Além de fazer o gol de pênalti, o camisa 9 da Grécia teve participação efetiva do primeiro tento dos gregos na partida

Paulo Favero - enviado especial a Fortaleza, O Estado de S. Paulo

25 de junho de 2014 | 19h26

O atacante Samaras ainda vibra com o fato de ter sido o herói da classificação histórica da Grécia para as oitavas de final da Copa, mas garante que não sentiu qualquer pressão ao bater o pênalti decisivo aos 48 minutos do segundo tempo, que garantir a vitória sobre a Costa do Marfim, terça, e a vaga na próxima fase.

"Não houve qualquer pressão. São 11 metros entre mim e o goleiro, e a única coisa que eu pensei foi poder colocar a bola na rede. Eu estava focado em fazer o gol, nada mais. Se você perder a concentração, é muito fácil errar a cobrança", diz, com um tranquilidade de fazer inveja.

O jogador foi decisivo ao fazer o gol e também participou da jogada do primeiro gol, ao tabelar com Samaris. No final, o resultado de 2 a 1 em cima da Costa do Marfim despachou os africanos e garantiu a sobrevida aos europeus. "Estamos orgulhosos com o nosso feito e o nosso time. É uma esperança, algo que deixa o nosso povo muito feliz e um grande motivo para ter comemoração", explica.

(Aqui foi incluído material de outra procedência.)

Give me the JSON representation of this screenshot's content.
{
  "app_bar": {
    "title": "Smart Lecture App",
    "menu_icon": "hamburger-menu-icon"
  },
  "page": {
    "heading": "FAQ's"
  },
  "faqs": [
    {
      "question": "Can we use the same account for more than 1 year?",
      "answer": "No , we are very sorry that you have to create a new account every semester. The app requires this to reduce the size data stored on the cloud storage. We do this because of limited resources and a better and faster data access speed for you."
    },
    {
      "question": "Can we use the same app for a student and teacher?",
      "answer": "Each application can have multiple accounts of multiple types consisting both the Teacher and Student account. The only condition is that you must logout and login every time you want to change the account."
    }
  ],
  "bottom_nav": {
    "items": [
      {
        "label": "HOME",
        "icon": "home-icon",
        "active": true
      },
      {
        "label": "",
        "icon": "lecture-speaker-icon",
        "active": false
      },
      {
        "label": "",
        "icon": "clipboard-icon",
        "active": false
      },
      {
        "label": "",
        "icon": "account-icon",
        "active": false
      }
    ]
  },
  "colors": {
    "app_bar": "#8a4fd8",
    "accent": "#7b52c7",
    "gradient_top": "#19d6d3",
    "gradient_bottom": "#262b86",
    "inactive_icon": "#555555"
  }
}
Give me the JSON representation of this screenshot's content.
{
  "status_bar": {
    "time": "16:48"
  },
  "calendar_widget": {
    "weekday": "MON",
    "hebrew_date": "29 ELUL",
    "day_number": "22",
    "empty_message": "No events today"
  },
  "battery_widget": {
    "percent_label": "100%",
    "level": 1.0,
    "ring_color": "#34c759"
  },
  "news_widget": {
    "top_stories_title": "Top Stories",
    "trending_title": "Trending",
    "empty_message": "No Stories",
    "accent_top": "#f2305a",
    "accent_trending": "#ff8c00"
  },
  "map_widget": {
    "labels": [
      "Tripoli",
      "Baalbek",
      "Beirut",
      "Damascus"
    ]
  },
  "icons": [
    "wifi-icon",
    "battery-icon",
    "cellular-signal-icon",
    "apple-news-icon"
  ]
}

De qualquer forma, ele lembra que apesar de ser uma grande realização para todo o grupo, a festa vai ficar para trás e eles terão de se concentrar na Costa Rica, adversário das oitavas de final. "Por ter passado de fase, a Costa Rica mostrou ser um time muito bom. Nós assistimos a alguns jogos e também conhecemos alguns jogadores individualmente por jogarem na Europa. Agora nós temos de analisá-los como um time e ver qual é o ponto mais forte deles e qual é fragilidade", destaca.